1. The Pedagogy of supporting antenatal consultation conversation with technology
Antenatal consultation is a core activity of the various health practitioners involved in the care of expectant mothers and medically complex newborns. During these consultations, practitioners are often forced to deliver large amounts of complicated information in a time of urgency. More so, moral and psychosocial issues may further complicate these consultative discussions. This is particularly true for those predicaments where issues such as prematurity, congenital anomalies, and fetal compromise are anticipated or encountered.
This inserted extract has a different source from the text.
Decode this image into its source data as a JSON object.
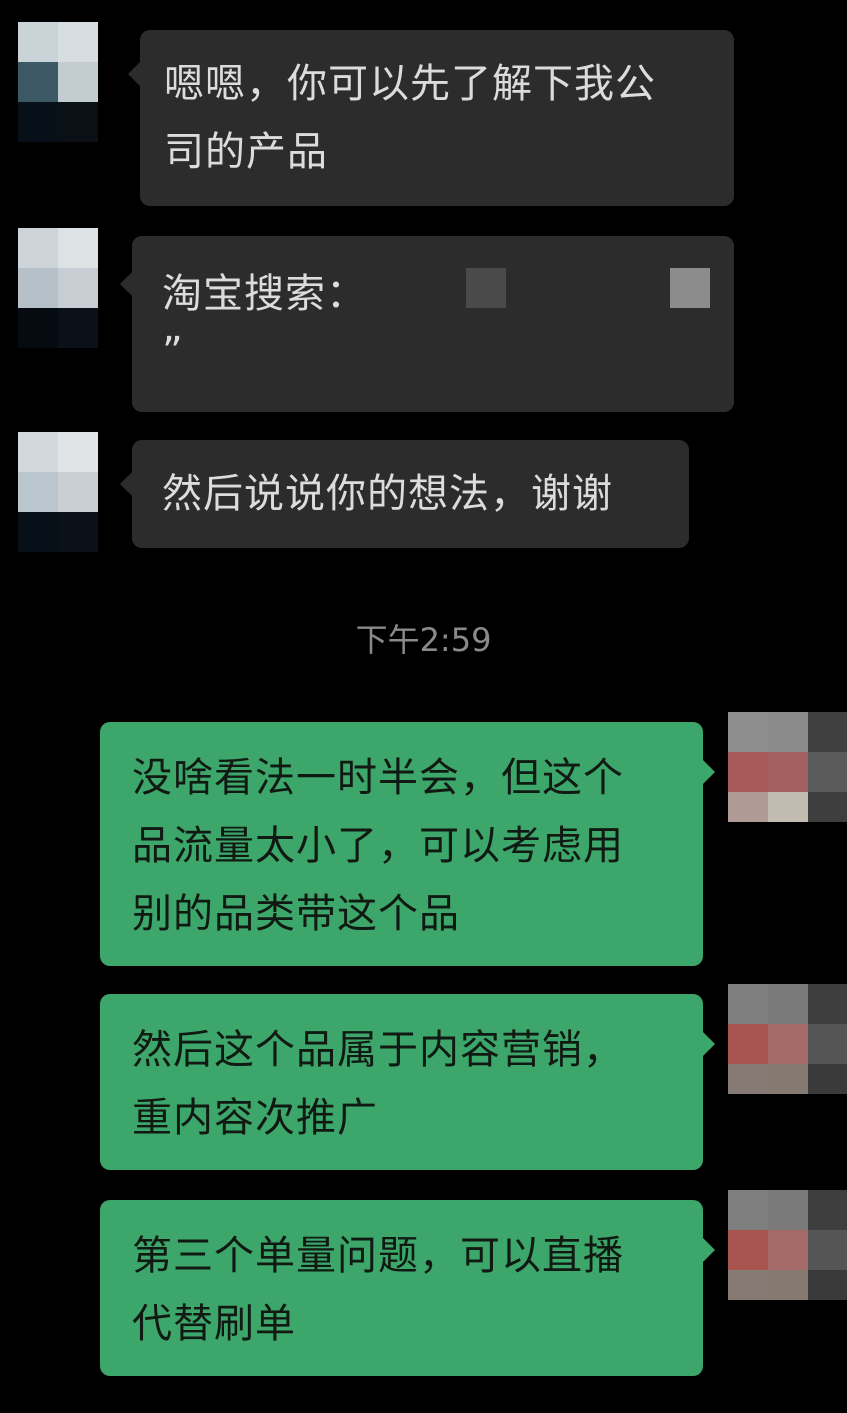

Existing research supports that consultations need to be situated in a caring relation that culminates in a genuine conversation between practitioner and parent. In such conversational relations, a practitioner tends to be sensitive to the ethical particularities of a situation so that he or she can elicit and respond to a parent’s concerns. The purpose of this study is to develop an Apple iPadTM software application that can support practitioners as they engage in antenatal consultation. The study will use a novel design combining empirical qualitative research methods (focus groups, interviews, observation, content thematic analysis, and phenomenological thematic analysis) with interactive design. We anticipate that the developed application will improve informed consent practices, reduce parental stress, and facilitate the development of care plans. By improving and amplifying parental capabilities, greater parental presence in the neonatal intensive care unit may be fostered, leading to enhanced parent-infant bonding and wellbeing.
2. The Pedagogy of understanding young and adolescent children's experiences of living with a ventricular assist device
A ventricular assist device (VAD) is a mechanical pump used to support the functioning of a failing heart. As a pediatric therapy, a VAD is used as a temporary solution for poor heart function, a bridge to transplantation, or as a final destination therapy for non-transplant candidates. Little knowledge and information exists, however, that can assist clinicians and other caregivers in developing an appreciation and the practical know-how necessary to meet the challenges and grasp the significance of the experiences of young and adolescent children who require VAD support. The aims of the proposed study are: (1) to identify life-skill and emotional issues that school-aged children face who live with VADs; and (2) to develop an action-sensitive understanding of how these children may actually experience living with VADs and how to deal with issues that arise in everyday life contexts. These research aims will be pursued by means of two research methodologies, content-analysis and phenomenology. The qualitative data material that forms the empirical source of this study will be gathered from children living with VADs and from their caregivers. This study will help to identify difficulties, trials, and challenges children face living with VADs so that these insights may inform the knowledge in action of healthcare practitioners, and those who care for these children. Insights gained from this study should also support clinicians and other caregivers in their desire to become more attuned to the experiences of young and adolescent children who live with VADs.
3. The Pedagogy of relational ethics of the parental experience of congenital anomaly in the NICU
Some babies' births are complicated by prematurity or other medical problems, prompting admission to a newborn intensive care unit. A number of these children are born with congenital anomalies. Certain anomalies may be identified during pregnancy, and others are not recognized until after birth. While some anomalies may not appear outwardly visible, others occur along with striking changes in the physical appearance of a child. To parents, this appearance may be unexpected and distressing. Parents may experience an ambiguous rational-emotional and bodily encounter with a child who appears so "other" than they are—different from their body, yet also so clearly from their body. There is a dearth of research that addresses this natality experience from the perspective of the parent in spite of the fact that this relational encounter may profoundly shape present and future parent-child interactions and moral-emotional decision-making. The aim of the proposed study is to develop a phenomenological understanding of the parental experience of the birth of a child with a visible congenital anomaly who requires hospital care in a newborn intensive care unit. This study will use a qualitative phenomenological methodology to empirically explore a variety of such parental experiences. The final research texts and knowledge translation media will facilitate lay and professional practitioners to respond to the moral and emotional distress of the parents of these NICU babies. This study aims to assist the healthcare provider to become pedagogically prepared to deal with the contingencies of the experiences of parents who are faced with the birth of a child with a visible congenital anomaly. Practically and professionally, this knowledge is critical to the reflective ethical medical practice of the various health discipline practitioners responsible for the infant patient and family.